Kadrajı doldurmak belirleyici…
Bu, önemli bir dil aynı zamanda. Yazılı basın dediğimiz, bir dönemin en önemli haberleşme olanağı sunan gazeteler yerini çoktan kameraya bıraktı. Ressamlar bile kamera çerçevesine uygun 16:9 oranı (günümüz teknolojisiyle çok küçük değişikliklerle güncellenmiş bile olsa) çerçeve kullanıyorlar. İşlerinin yaygınlaşabilmesi için televizyon, daha doğru deyişle kameraların gözüne hoş görünmek bir zorunluluk artık.
Will Merrick ve Nick Johnson, belki ilk değiller (telefonla dizi çekildiğini hatırlayın lütfen), ama bir gerçekliği öne çıkararak ilgiyi farklı bir alana odaklıyor. Bu, önemli bir gelişme, önemli bir adım. Bu arada, tablet, bilgisayar, hatta telefonla izlenme oranlarını göz önüne alırsanız, yakın plan çekimler giderek daha da artacak. Sinema ile televizyonu birbirinden ayıran bu fark unutulmamalı…
Grace Allen (Nia Long), kızı June (Storm Reid) ile yaşarken erkek arkadaşıyla tatile çıkar. Geri dönmeyen annesini ekranlar üzerinden arar. Genç kız, hemen hiçbirimizin (orta yaş üzeri herkesin, kesinlikle) aklına gelmeyecek yöntemler kullanırken hayret etmemek mümkün değil. Tabii, birçoğumuz şaşkınlıktan dilimizi bile yutabiliriz.
Vay canına!
18 yaşındaki June’u, evde bıraktığı için tedirgin anne, sürekli uyarır kızını. Haklı olarak tedirgindir ve merak etmektedir. Bizler de seyirci olarak kızın başına bir şeyler gelecek diye kaygılanır, ona göre izleriz filmi… İlk ters köşe! Sürpriz orada da bitmez…
Yeni kuşak gençleri tanımak, nasıl akıl yürüttüklerini anlayabilmek, nasıl bir çözüm bulduklarını bilmek için biçilmiş kaftan “Kayıp” filmi. June, annesi ile erkek arkadaşı tatildeyken, yaşının gereği, sabahlara kadar eğlenir, ortalığı dağıtır, evi altüst eder… Sonra da internet üzerinden bulduğu temizlikçiye evi teslim eder, yine internet üzerinden parasını ödemiştir, peşin olarak.
Asıl sonrası önemli…
Gerek annesinin gerekse erkek arkadaşının e-posta ve sosyal medya şifrelerini bulur (kimini kırmaya bile gerek yoktur, kolay yolunu bilirseniz) takibe başlar. Türlü yollar dener ve sonunda annesinin izini bulur. Tabii ki, orada da bir sürpriz bekliyordur bizleri…

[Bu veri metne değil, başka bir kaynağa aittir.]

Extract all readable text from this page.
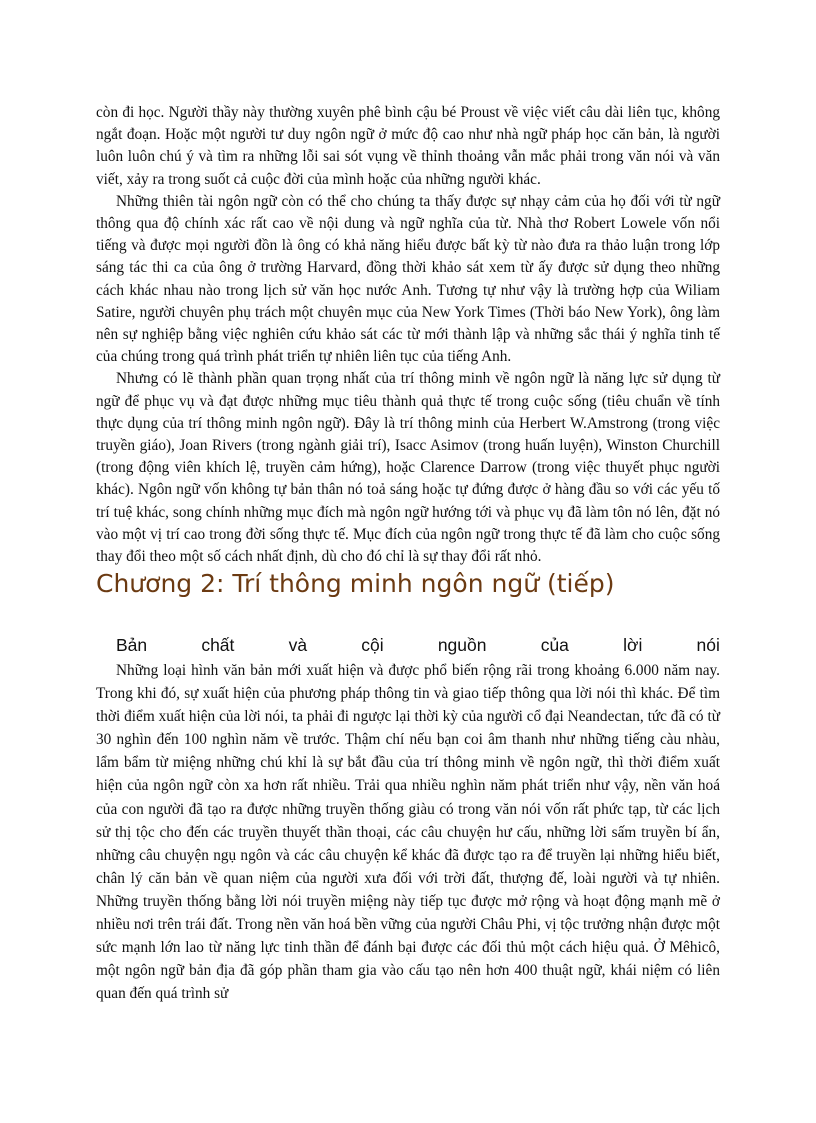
còn đi học. Người thầy này thường xuyên phê bình cậu bé Proust về việc viết câu dài liên tục, không ngắt đoạn. Hoặc một người tư duy ngôn ngữ ở mức độ cao như nhà ngữ pháp học căn bản, là người luôn luôn chú ý và tìm ra những lỗi sai sót vụng về thỉnh thoảng vẫn mắc phải trong văn nói và văn viết, xảy ra trong suốt cả cuộc đời của mình hoặc của những người khác.

Những thiên tài ngôn ngữ còn có thể cho chúng ta thấy được sự nhạy cảm của họ đối với từ ngữ thông qua độ chính xác rất cao về nội dung và ngữ nghĩa của từ. Nhà thơ Robert Lowele vốn nổi tiếng và được mọi người đồn là ông có khả năng hiểu được bất kỳ từ nào đưa ra thảo luận trong lớp sáng tác thi ca của ông ở trường Harvard, đồng thời khảo sát xem từ ấy được sử dụng theo những cách khác nhau nào trong lịch sử văn học nước Anh. Tương tự như vậy là trường hợp của Wiliam Satire, người chuyên phụ trách một chuyên mục của New York Times (Thời báo New York), ông làm nên sự nghiệp bằng việc nghiên cứu khảo sát các từ mới thành lập và những sắc thái ý nghĩa tinh tế của chúng trong quá trình phát triển tự nhiên liên tục của tiếng Anh.

Nhưng có lẽ thành phần quan trọng nhất của trí thông minh về ngôn ngữ là năng lực sử dụng từ ngữ để phục vụ và đạt được những mục tiêu thành quả thực tế trong cuộc sống (tiêu chuẩn về tính thực dụng của trí thông minh ngôn ngữ). Đây là trí thông minh của Herbert W.Amstrong (trong việc truyền giáo), Joan Rivers (trong ngành giải trí), Isacc Asimov (trong huấn luyện), Winston Churchill (trong động viên khích lệ, truyền cảm hứng), hoặc Clarence Darrow (trong việc thuyết phục người khác). Ngôn ngữ vốn không tự bản thân nó toả sáng hoặc tự đứng được ở hàng đầu so với các yếu tố trí tuệ khác, song chính những mục đích mà ngôn ngữ hướng tới và phục vụ đã làm tôn nó lên, đặt nó vào một vị trí cao trong đời sống thực tế. Mục đích của ngôn ngữ trong thực tế đã làm cho cuộc sống thay đổi theo một số cách nhất định, dù cho đó chỉ là sự thay đổi rất nhỏ.

Chương 2: Trí thông minh ngôn ngữ (tiếp)
Bản	chất	và	cội	nguồn	của	lời	nói

Những loại hình văn bản mới xuất hiện và được phổ biến rộng rãi trong khoảng 6.000 năm nay. Trong khi đó, sự xuất hiện của phương pháp thông tin và giao tiếp thông qua lời nói thì khác. Để tìm thời điểm xuất hiện của lời nói, ta phải đi ngược lại thời kỳ của người cổ đại Neandectan, tức đã có từ 30 nghìn đến 100 nghìn năm về trước. Thậm chí nếu bạn coi âm thanh như những tiếng càu nhàu, lẩm bẩm từ miệng những chú khỉ là sự bắt đầu của trí thông minh về ngôn ngữ, thì thời điểm xuất hiện của ngôn ngữ còn xa hơn rất nhiều. Trải qua nhiều nghìn năm phát triển như vậy, nền văn hoá của con người đã tạo ra được những truyền thống giàu có trong văn nói vốn rất phức tạp, từ các lịch sử thị tộc cho đến các truyền thuyết thần thoại, các câu chuyện hư cấu, những lời sấm truyền bí ẩn, những câu chuyện ngụ ngôn và các câu chuyện kể khác đã được tạo ra để truyền lại những hiểu biết, chân lý căn bản về quan niệm của người xưa đối với trời đất, thượng đế, loài người và tự nhiên. Những truyền thống bằng lời nói truyền miệng này tiếp tục được mở rộng và hoạt động mạnh mẽ ở nhiều nơi trên trái đất. Trong nền văn hoá bền vững của người Châu Phi, vị tộc trưởng nhận được một sức mạnh lớn lao từ năng lực tinh thần để đánh bại được các đối thủ một cách hiệu quả. Ở Mêhicô, một ngôn ngữ bản địa đã góp phần tham gia vào cấu tạo nên hơn 400 thuật ngữ, khái niệm có liên quan đến quá trình sử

Bu filmden sonra, “benim şifrem çok güçlü, kimse kıramaz” demeyin. Bazı püf noktalarını atlayamaz ve ipucu bırakırsınız ister istemez. Yok, dijital hayat uzak dursun diyemezsiniz, film dijital yollarla annesinin gittiği yerleri, kaldıkları otelleri, yemek yedikleri lokantaları buluyor. Hatta canlı (arşivler ne güne duruyor) izliyor da…
Ne dijital yaşamdan uzak durun ne de ona kanıp her şeyinizi emanet edin.
Anne babalar, çocuklarınıza bilgisayar başından kalkmıyor diye kızmayın, onların bilgisayarla sosyalleştiğini, yeni dünyalara yelken açtığını unutmayın.
…ama bir şekilde, uzaktan takip edin, özellikle bizim ülkemizde, son yıllarda artan uyuşturucu kullanımını gözeterek.